Comment savoir si un jeu est adapté à son public ?

 

Depuis 2003, des logos décrivant les contenus des jeux vidéo figurent sur tous les emballages : c’est la classification PEGI (pan european game information) mise en place par le SELL (Syndicat des Editeurs de Logiciels de Loisirs) au niveau européen afin d’éviter que des mineurs ne soient exposés à des contenus inappropriés.

Le système PEGI classe les contenus selon deux critères :

- l’âge du joueur (5 catégories de 3+ à 18+) Mais attention : un jeu classé 3+ par exemple signifie qu’aucune image n’est susceptible de heurter un enfant de 3 ans mais ne signifie pas qu’un enfant de cet âge est capable de faire fonctionner le jeu en question ! ce sont les images qui sont évaluées et non le niveau de compétence requise chez le joueur.

- le type de contenu (violence, langage employé, risque de faire peur, évocation de la sexualité, de la consommation de drogue, risque d’inciter à la discrimination, jeu de hasard)

 

Emprunter des jeux vidéo à la bibliothèque ?

 

Créer un fonds de jeux vidéo constitue un réel investissement pour un établissement.

Il faut savoir que :

- le jeu vidéo fonctionne essentiellement sur le critère de la nouveauté. (il faut avoir les dernières sorties pour un public exigeant et au fait de l’actualité du jeu)

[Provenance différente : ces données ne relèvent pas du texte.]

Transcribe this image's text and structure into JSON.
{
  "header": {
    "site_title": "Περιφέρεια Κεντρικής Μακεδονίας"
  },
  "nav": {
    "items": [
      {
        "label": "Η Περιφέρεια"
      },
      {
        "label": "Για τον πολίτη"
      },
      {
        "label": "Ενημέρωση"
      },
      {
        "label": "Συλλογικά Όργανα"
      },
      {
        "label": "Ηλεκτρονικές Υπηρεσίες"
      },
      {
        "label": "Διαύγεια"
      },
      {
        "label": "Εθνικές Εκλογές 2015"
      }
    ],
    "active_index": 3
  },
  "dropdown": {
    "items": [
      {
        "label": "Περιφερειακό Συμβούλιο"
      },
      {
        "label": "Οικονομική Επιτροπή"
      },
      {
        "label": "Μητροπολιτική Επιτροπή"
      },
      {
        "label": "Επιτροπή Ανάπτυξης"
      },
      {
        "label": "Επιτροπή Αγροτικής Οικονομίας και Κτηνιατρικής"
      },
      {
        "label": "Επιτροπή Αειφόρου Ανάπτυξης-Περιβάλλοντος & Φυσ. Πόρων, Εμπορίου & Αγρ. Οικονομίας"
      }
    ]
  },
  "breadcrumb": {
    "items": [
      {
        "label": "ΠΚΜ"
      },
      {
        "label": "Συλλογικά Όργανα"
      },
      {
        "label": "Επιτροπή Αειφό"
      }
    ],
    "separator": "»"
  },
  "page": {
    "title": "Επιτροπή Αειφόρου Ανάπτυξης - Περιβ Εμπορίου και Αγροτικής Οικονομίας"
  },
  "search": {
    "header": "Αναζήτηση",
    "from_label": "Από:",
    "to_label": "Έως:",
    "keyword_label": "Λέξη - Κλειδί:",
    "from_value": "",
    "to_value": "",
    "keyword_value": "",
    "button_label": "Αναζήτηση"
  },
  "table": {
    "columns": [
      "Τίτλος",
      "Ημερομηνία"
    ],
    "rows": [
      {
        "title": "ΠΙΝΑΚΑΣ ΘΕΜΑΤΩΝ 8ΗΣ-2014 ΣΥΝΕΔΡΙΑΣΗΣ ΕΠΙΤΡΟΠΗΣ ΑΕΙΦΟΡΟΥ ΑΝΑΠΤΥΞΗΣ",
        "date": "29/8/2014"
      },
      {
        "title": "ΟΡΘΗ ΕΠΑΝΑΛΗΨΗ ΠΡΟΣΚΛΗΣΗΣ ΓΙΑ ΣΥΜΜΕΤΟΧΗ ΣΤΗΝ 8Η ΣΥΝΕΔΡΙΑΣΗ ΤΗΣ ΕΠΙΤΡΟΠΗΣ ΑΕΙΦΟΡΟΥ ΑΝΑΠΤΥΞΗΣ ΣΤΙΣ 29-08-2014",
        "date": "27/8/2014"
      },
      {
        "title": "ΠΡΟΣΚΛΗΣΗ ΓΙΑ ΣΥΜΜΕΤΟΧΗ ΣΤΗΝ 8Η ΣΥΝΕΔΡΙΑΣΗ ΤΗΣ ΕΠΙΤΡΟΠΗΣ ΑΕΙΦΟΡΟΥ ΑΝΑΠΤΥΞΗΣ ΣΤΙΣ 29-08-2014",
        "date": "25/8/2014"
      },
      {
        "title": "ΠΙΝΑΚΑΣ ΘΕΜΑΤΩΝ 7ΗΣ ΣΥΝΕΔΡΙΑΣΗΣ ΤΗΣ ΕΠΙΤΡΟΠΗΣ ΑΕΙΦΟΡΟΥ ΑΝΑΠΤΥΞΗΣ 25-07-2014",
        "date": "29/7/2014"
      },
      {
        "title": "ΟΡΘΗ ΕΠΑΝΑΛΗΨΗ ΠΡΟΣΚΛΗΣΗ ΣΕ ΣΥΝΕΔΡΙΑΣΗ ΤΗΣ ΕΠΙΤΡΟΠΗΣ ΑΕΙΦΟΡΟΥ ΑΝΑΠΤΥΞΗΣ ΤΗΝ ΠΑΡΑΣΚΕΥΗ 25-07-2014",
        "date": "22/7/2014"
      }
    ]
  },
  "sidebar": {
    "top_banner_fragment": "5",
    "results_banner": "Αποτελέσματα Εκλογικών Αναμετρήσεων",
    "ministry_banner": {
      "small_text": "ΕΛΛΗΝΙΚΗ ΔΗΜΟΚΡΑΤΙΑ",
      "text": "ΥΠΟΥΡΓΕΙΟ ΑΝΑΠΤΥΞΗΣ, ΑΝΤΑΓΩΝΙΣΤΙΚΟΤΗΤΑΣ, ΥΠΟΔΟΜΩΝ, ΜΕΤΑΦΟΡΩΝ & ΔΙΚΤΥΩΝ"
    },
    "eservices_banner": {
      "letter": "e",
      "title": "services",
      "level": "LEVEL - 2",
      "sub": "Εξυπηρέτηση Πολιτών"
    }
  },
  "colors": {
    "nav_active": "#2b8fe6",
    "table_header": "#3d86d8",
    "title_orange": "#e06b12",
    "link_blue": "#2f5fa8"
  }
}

- Les titres vieillissent vite : les titres de sport (football par exemple) sortent une nouvelle version chaque année. Les jeux d’aventure peuvent durer jusqu’à 3 ans.

Il faut donc désherber et renouveler le fonds régulièrement.

- Dans l’idéal, il faudrait équilibrer le fonds en fonction de l’équipement des foyers et proposer, pour avoir une offre attrayante : 100 titres en DS, 50 titres pour la Wii, la PS2, la PS3 et la X-box, 100 titres pour PC, soit un total de 400

titres.

- Le budget à prévoir est donc conséquent sachant que pour une bibliothèque les prix peuvent aller de 60 à 120 € par titre.

- Pour l’instant l’offre des fournisseurs des bibliothèques n’est pas très étoffée, sauf peut-être pour les jeux sur PC.

 

Ce stage de deux jours, très formateur et fort intéressant, a suscité chez moi remarques et questionnements :

- Le jeu vidéo concerne un public d’adolescents et de jeunes adultes peu représentés en bibliothèque et qui pourrait y (re)venir si l’offre colle à l’actualité (nouveautés), si elle est renouvelée régulièrement et suit les évolutions technologiques.

- le jeu vidéo a un coût élevé si l’on veut proposer un service de qualité.

- Faut-il et peut-on proposer tous les supports (PC, Playstation, PSP, DS, DSi, DSl, Xbox) ?

- Tous les jeux ont-ils leur place dans une bibliothèque (combat, tir….) ?

- La demande existe-t-elle dans les bibliothèques du réseau départemental ? Pour l’instant, elle n’est pas clairement formulée (mais le choix des cédéroms peut faire penser qu’elle existe)

- Quel est l’avenir d’un tel service, sachant que les constructeurs semblent s’orienter vers le téléchargement des jeux et proposent déjà le jeu en ligne ?

Nous en sommes au stade de la réflexion et vos avis et remarques, toujours riches en enseignements, nous sont précieux. Je vous invite à nous les faire connaître. Ce service, s’il vient à naître, sera aussi et surtout le vôtre.